Sister Circle identity | Communication Arts

Responses by Stephanie McArdle, head of design, Droga5 London.

Background: We rebranded a women’s health charity that has been going since 1981 in East London as Sister Circle, and we gave it a new identity, an updated toolkit that better reflected who it had become and would help it grow to support more women across an increasing area of London. We launched the rebrand with an outdoor and social campaign to boost awareness and drive donations.

The charity supports women in challenging circumstances, such as those facing poverty and language barriers, to empower themselves and lead healthy lives. These women were the target audience, followed by the volunteers, staff and donors who comprise the Sister Circle community.

Design thinking: Community is an important word when describing Sister Circle; it’s not only who it is but also what it offers—it is a support network. So, the visual identity represents the diverse women who make up this community. Conceived by our senior designer, Hannah Stewart, the identity consists of geometric “sisters” derived from circles. It celebrates strength in numbers and the power of coming together.

Challenges: The challenge of dealing with such sensitive subject matter became especially apparent when creating the brand’s tone of voice. We wanted to use language that highlighted the adversity these women face in a way that would make people take notice, but we did not want to do this in a way that would disempower those women, so getting that balance right was tough. Our writers solved it with a direct, hard-hitting tone while being sensitive at the same time. There is a simplicity to it that is an essential trait of the brand.

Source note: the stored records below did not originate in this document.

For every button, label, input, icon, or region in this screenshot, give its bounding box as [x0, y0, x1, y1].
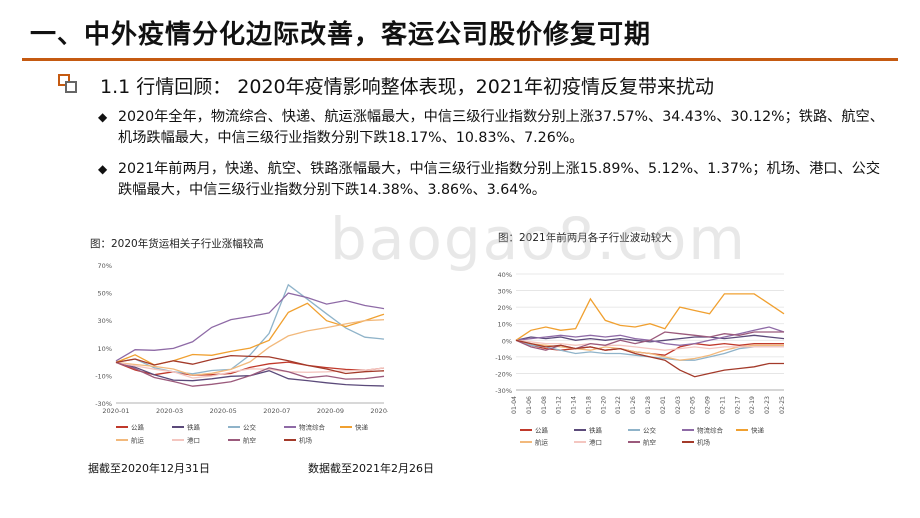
x-tick-label: 2020-01 [102, 407, 129, 415]
y-tick-label: 70% [98, 262, 112, 270]
legend-label: 铁路 [187, 423, 201, 432]
y-tick-label: 30% [498, 288, 512, 296]
series-line-机场 [515, 339, 784, 378]
y-tick-label: -10% [95, 372, 112, 380]
legend-label: 公路 [535, 426, 549, 435]
bullet-item: 2020年全年，物流综合、快递、航运涨幅最大，中信三级行业指数分别上涨37.57… [98, 107, 888, 149]
series-line-铁路 [515, 334, 785, 343]
chart-2020: 70% 50% 30% 10% -10% -30%2020-01 2020-03 2020-0… [95, 262, 388, 445]
series-line-快递 [515, 293, 785, 341]
legend-label: 机场 [697, 438, 711, 447]
y-tick-label: 40% [498, 271, 512, 279]
x-tick-label: 01-08 [541, 396, 548, 414]
series-line-物流综合 [115, 292, 385, 362]
x-tick-label: 01-22 [615, 396, 622, 414]
legend-label: 快递 [751, 426, 765, 435]
x-tick-label: 02-01 [660, 396, 667, 414]
series-line-机场 [115, 354, 385, 375]
series-line-公路 [115, 361, 385, 376]
x-tick-label: 01-18 [585, 396, 592, 414]
legend-label: 铁路 [589, 426, 603, 435]
section-bullet-icon [58, 74, 80, 94]
x-tick-label: 02-25 [779, 396, 786, 414]
x-tick-label: 02-03 [675, 396, 682, 414]
y-tick-label: 10% [98, 345, 112, 353]
y-tick-label: -30% [95, 400, 112, 408]
x-tick-label: 01-20 [600, 396, 607, 414]
chart-2021: 40% 30% 20% 10% 0% -10% -20% -30%01-04 01-06 01-0… [495, 271, 786, 447]
x-tick-label: 01-04 [511, 396, 518, 414]
series-line-航空 [115, 361, 385, 387]
x-tick-label: 2020-07 [263, 407, 290, 415]
legend-label: 机场 [299, 436, 313, 445]
chart-2-note: 数据截至2021年2月26日 [308, 462, 434, 475]
x-tick-label: 2020-03 [156, 407, 183, 415]
legend-label: 港口 [187, 436, 200, 445]
bullet-list: 2020年全年，物流综合、快递、航运涨幅最大，中信三级行业指数分别上涨37.57… [98, 107, 888, 211]
y-tick-label: 10% [498, 321, 512, 329]
legend-label: 航运 [131, 436, 145, 445]
x-tick-label: 2020-05 [210, 407, 237, 415]
x-tick-label: 02-09 [705, 396, 712, 414]
chart-1-note: 据截至2020年12月31日 [88, 462, 210, 475]
x-tick-label: 02-23 [764, 396, 771, 414]
x-tick-label: 01-14 [571, 396, 578, 414]
x-tick-label: 2020-09 [317, 407, 344, 415]
x-tick-label: 01-26 [630, 396, 637, 414]
x-tick-label: 01-12 [556, 396, 563, 414]
x-tick-label: 2020-11 [370, 407, 388, 415]
x-tick-label: 02-11 [719, 396, 726, 414]
x-tick-label: 02-05 [690, 396, 697, 414]
chart-1-title: 图：2020年货运相关子行业涨幅较高 [90, 238, 264, 250]
x-tick-label: 01-06 [526, 396, 533, 414]
x-tick-label: 02-19 [749, 396, 756, 414]
legend-label: 公交 [643, 426, 657, 435]
legend-label: 物流综合 [299, 423, 326, 432]
legend-label: 快递 [355, 423, 369, 432]
y-tick-label: 20% [498, 304, 512, 312]
section-subtitle: 1.1 行情回顾： 2020年疫情影响整体表现，2021年初疫情反复带来扰动 [100, 76, 715, 98]
title-divider [22, 58, 898, 61]
y-tick-label: -30% [495, 387, 512, 395]
y-tick-label: 50% [98, 290, 112, 298]
x-tick-label: 01-28 [645, 396, 652, 414]
bullet-item: 2021年前两月，快递、航空、铁路涨幅最大，中信三级行业指数分别上涨15.89%… [98, 159, 888, 201]
y-tick-label: 30% [98, 317, 112, 325]
legend-label: 公路 [131, 423, 145, 432]
legend-label: 航运 [535, 438, 549, 447]
chart-2-title: 图：2021年前两月各子行业波动较大 [498, 232, 672, 244]
series-line-港口 [115, 361, 385, 379]
series-line-公交 [115, 283, 385, 375]
y-tick-label: -20% [495, 370, 512, 378]
legend-label: 航空 [643, 438, 657, 447]
watermark: baogao8.com [330, 205, 747, 273]
page-title: 一、中外疫情分化边际改善，客运公司股价修复可期 [30, 20, 652, 50]
legend-label: 港口 [589, 438, 602, 447]
y-tick-label: 0% [502, 337, 512, 345]
series-line-航运 [115, 319, 385, 376]
legend-label: 航空 [243, 436, 257, 445]
series-line-港口 [515, 339, 784, 351]
legend-label: 物流综合 [697, 426, 724, 435]
legend-label: 公交 [243, 423, 257, 432]
x-tick-label: 02-17 [734, 396, 741, 414]
y-tick-label: -10% [495, 354, 512, 362]
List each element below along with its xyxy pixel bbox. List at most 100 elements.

Favorite details: Our solution reflected who Sister Circle is so perfectly. At its launch event, listening to the stories told by various women that the charity touched really moved me. We had done it justice. All our work for Sister Circle precisely fitted its purpose. I think this happened because agency and client listened to each other. We didn’t start the project with any preconceived ideas of what it should be, and neither did Sister Circle.

Visual influences: Our research of other charities working in this space, the National Health Service and other health-related organizations revealed a market overloaded with information, impossible to navigate and lacking in warmth. Women needed a safe, inclusive space, so this influenced the brand’s tone, resulting in a warm, soothing color palette and typography with a tone of voice that is simple and easily understood.

Time constraints: We had no budget, which also translates to no time. So, aside from pulling favors, we had a very DIY approach to the design. It resulted in a very simple design system, which, in turn, was beneficial for the client as it would be easy to roll out over time, keeping costs down.